Environmental groups cite a growing body of research:

-- Studies approved by federal and state environmental agencies in 1998 show that toxic discharges of pesticides impaired 565 miles of rivers and creeks and more than 488,224 acres of San Joaquin- Sacramento Delta waters.

-- A 1998 study by scientists at the University of California at Davis showed that some of the chemicals might be upsetting the reproduction of migrating waterfowl and shorebirds in the Central Valley. The phenomenon has already been observed in the Great Lakes and Florida.

-- A study conducted for the California Urban Water Agencies found that water in the San Joaquin and Sacramento river basins and the delta -- major spawning and rearing habitat for salmon, steelhead trout, striped bass, shad and sturgeon -- was killing algae, invertebrates and fish. Fish from the bay and delta ecosystem had organic chlorine compounds in their tissues.

-- U.S. Geological Survey studies found in 1995 that the popular farm and home chemical Diazinon pulsed into the Sacramento after a rainfall at levels that killed some invertebrates. Other studies confirmed that the pesticides methyl parathion, malathion and chlorpyrifos also were killing invertebrates.

The petition was prepared by Michael Lozeau, formerly of San Francisco BayKeeper and now a staff attorney with Earthjustice Legal Defense Fund, which manages the Environmental Law Clinic at Stanford Law School.

Water pollution is regulated by laws at the national and state level. At the federal level, the Clean Water Act of 1972 offers a specific exemption permitting farm runoff.

Although a tougher state statute -- the Porter-Cologne Water Quality Control Act of 1969 -- applies to all dischargers, the law also gives the regional water boards the authority to grant waivers, if they find they're in the public interest.

Last year, State Sen. DeDe Alpert, D-San Diego, drafted what turned out to be compromise legislation, which limited the waivers to five years, then required review. The original version, sponsored by San Francisco BayKeeper and opposed by the California Farm Bureau, would have eliminated the regional boards' authority to grant waivers.
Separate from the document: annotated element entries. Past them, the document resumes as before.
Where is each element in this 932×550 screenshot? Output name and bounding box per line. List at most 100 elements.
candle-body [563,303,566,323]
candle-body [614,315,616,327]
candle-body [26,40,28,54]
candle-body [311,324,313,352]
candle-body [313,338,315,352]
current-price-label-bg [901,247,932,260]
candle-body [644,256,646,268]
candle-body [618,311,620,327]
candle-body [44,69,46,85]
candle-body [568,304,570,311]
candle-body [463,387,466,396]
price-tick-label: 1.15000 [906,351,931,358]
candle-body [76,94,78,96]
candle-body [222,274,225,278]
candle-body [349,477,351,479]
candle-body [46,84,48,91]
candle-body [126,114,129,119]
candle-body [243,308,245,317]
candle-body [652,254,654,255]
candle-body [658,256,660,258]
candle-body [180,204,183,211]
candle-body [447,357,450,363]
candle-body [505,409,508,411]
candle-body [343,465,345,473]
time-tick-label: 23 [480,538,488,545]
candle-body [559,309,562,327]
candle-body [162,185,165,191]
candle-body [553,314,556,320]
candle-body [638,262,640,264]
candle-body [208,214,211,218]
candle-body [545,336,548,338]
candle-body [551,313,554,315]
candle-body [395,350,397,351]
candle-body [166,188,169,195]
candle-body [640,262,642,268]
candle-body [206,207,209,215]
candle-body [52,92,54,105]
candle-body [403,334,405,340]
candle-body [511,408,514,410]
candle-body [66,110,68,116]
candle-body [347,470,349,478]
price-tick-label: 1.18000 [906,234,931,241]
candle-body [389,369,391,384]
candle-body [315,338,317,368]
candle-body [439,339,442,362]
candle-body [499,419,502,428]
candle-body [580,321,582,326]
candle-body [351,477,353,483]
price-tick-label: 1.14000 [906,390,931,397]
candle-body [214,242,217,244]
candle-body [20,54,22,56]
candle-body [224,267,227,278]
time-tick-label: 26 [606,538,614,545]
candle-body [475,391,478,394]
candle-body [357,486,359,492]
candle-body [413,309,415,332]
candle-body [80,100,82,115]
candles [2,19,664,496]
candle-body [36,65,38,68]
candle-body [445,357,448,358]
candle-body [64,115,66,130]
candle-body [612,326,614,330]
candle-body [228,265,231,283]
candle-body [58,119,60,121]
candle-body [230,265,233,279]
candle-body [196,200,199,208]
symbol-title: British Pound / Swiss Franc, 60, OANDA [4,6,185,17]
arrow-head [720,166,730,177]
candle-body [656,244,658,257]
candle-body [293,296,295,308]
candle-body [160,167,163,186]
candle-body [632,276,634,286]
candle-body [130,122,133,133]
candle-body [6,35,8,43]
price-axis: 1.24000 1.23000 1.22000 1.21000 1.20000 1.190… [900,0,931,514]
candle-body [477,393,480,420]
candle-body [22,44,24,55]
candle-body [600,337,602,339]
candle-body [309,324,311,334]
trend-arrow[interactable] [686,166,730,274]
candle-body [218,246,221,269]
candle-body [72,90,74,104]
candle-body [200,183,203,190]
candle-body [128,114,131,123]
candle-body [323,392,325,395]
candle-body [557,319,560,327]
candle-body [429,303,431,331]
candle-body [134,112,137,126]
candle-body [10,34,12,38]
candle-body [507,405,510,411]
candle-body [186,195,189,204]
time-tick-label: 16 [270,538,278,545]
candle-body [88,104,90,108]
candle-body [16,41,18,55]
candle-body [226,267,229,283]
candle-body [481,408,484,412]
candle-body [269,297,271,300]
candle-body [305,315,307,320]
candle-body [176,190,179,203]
Because of the waiver, said Rudy Schnagl, chief of the Central Valley regional board's agricultural unit, growers aren't required to seek waste discharge permits with his agency.

Instead, the state Department of Pesticide Regulation and county agricultural commission officers regulate pesticides, including working with growers to keep rice pesticides from running into the Sacramento River. There are programs in the works to reduce both Diazinon and chlorpyrifos in waste waters.

As new state and federal laws get under way, Schnagl said, "Eventually we will be returning to irrigated agriculture and seeking a reduction from those sources. In the Central Valley we've never had the ability to go field by field and analyze the runoff."